St Antony’s students win MPhil in Development Studies prizes
Loïs Toumieux and Tegan Hadisi, both students of St Antony’s College, have won the Papiya Ghosh Thesis Prize and Examiners prize respectively.
Loïs Toumieux’s thesis investigated the socio-environmental impacts of a nickel mine’s Biodiversity Offset (BO) pilot in Eastern Madagascar. By drawing on interviews with key stakeholders involved in the pilot, it went beyond examining BO as a purely technical conservation mechanism and instead looked at how BO is a deeply human project that depends upon reshaping local behaviours.
The Papiya Ghosh Prize is awarded annually to a student for the best MPhil Dissertation in Development Studies. It was established in memory of Papiya Ghosh, a historian of Southeast Asia.

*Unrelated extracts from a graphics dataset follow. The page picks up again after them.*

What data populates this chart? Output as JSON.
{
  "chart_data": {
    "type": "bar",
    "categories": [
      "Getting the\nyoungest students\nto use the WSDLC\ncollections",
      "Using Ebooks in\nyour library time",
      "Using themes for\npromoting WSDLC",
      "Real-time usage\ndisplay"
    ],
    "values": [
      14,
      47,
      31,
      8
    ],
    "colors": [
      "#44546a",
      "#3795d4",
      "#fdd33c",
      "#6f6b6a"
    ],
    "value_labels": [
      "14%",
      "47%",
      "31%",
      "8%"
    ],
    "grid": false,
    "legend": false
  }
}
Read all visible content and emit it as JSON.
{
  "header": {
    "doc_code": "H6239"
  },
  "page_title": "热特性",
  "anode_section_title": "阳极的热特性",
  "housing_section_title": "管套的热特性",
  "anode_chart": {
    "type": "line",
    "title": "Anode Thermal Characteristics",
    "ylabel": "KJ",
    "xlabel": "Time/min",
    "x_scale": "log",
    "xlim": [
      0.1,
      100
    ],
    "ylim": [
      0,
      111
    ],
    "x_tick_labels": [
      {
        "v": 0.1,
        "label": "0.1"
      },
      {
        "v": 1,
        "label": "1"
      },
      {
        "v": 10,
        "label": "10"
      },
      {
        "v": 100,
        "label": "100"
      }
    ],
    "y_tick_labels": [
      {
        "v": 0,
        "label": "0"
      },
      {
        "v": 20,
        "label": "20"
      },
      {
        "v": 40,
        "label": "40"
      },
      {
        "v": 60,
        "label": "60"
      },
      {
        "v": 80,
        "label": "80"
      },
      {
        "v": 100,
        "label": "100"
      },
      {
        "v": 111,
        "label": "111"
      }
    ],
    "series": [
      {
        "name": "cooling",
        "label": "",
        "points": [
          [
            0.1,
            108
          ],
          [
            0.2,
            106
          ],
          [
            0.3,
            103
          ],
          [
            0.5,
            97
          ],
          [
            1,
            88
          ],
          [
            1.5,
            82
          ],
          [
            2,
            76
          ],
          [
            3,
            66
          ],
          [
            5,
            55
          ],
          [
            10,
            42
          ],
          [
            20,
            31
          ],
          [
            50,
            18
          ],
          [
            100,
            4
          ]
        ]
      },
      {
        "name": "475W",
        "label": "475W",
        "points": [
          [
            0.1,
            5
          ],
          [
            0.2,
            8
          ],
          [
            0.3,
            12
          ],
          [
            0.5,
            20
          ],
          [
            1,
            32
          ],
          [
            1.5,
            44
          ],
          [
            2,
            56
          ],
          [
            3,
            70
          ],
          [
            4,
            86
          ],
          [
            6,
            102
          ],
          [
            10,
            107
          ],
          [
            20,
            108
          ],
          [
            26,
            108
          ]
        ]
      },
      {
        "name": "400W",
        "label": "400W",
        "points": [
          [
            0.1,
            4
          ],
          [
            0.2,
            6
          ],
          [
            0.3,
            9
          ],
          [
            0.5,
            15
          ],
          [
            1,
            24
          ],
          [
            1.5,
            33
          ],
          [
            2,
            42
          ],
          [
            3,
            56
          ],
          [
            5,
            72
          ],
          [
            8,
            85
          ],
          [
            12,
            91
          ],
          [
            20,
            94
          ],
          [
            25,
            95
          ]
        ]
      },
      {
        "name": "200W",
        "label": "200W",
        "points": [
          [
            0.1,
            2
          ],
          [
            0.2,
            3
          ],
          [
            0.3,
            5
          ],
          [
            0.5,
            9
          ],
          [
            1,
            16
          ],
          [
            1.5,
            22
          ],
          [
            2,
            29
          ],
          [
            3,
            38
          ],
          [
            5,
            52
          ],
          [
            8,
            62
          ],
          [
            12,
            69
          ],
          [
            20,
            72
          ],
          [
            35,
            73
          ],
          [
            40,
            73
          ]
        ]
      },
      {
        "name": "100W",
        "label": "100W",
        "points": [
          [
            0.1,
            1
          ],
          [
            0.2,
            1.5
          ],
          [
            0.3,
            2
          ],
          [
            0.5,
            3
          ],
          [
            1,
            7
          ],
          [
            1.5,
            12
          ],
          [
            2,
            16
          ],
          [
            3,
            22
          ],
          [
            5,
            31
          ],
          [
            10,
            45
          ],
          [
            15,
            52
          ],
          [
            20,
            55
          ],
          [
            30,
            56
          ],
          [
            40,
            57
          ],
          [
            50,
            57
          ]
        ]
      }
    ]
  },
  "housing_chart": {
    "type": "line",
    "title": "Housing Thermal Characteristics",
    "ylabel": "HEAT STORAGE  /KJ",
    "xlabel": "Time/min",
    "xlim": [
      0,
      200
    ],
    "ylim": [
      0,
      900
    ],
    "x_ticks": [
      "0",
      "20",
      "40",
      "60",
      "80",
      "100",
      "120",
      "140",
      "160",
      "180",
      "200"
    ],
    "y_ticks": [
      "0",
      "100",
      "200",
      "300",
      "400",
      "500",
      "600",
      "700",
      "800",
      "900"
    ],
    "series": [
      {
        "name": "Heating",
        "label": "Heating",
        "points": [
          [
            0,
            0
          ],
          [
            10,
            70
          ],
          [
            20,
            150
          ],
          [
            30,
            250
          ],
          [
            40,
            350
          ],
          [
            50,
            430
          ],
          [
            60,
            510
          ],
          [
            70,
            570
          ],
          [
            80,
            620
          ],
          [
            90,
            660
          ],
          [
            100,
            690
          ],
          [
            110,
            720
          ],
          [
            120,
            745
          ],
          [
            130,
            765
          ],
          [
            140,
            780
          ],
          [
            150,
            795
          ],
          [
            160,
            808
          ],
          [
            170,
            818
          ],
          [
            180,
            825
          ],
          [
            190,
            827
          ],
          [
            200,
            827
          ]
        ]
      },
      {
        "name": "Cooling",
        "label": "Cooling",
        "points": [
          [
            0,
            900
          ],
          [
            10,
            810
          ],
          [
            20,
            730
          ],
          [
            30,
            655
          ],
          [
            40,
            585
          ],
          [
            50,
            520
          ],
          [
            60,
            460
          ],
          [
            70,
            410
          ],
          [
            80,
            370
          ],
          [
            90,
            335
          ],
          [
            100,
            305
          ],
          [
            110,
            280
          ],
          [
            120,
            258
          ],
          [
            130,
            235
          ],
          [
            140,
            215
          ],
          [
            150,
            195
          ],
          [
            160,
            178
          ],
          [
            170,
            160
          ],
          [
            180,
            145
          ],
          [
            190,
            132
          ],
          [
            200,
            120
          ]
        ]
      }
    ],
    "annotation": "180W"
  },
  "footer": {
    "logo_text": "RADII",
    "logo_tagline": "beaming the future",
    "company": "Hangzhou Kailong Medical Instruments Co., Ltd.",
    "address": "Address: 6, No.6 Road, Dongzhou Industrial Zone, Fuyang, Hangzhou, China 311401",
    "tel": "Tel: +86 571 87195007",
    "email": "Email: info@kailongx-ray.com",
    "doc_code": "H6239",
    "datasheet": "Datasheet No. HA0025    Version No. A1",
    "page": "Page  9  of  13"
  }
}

Tegan Hadisi’s thesis looked at how authoritarian regimes leverage massive infrastructure projects to bolster their legitimacy. Focusing on the infrastructure project The Line in Saudi Arabia, it examined how such developments are deeply entangled with political power and the justification of centralised authoritarian governance.
Tegan is currently writing a co-authored book, ‘Migrant TikTok: The Struggle for Digital Power’, and hopes to build on her MPhil research in the future.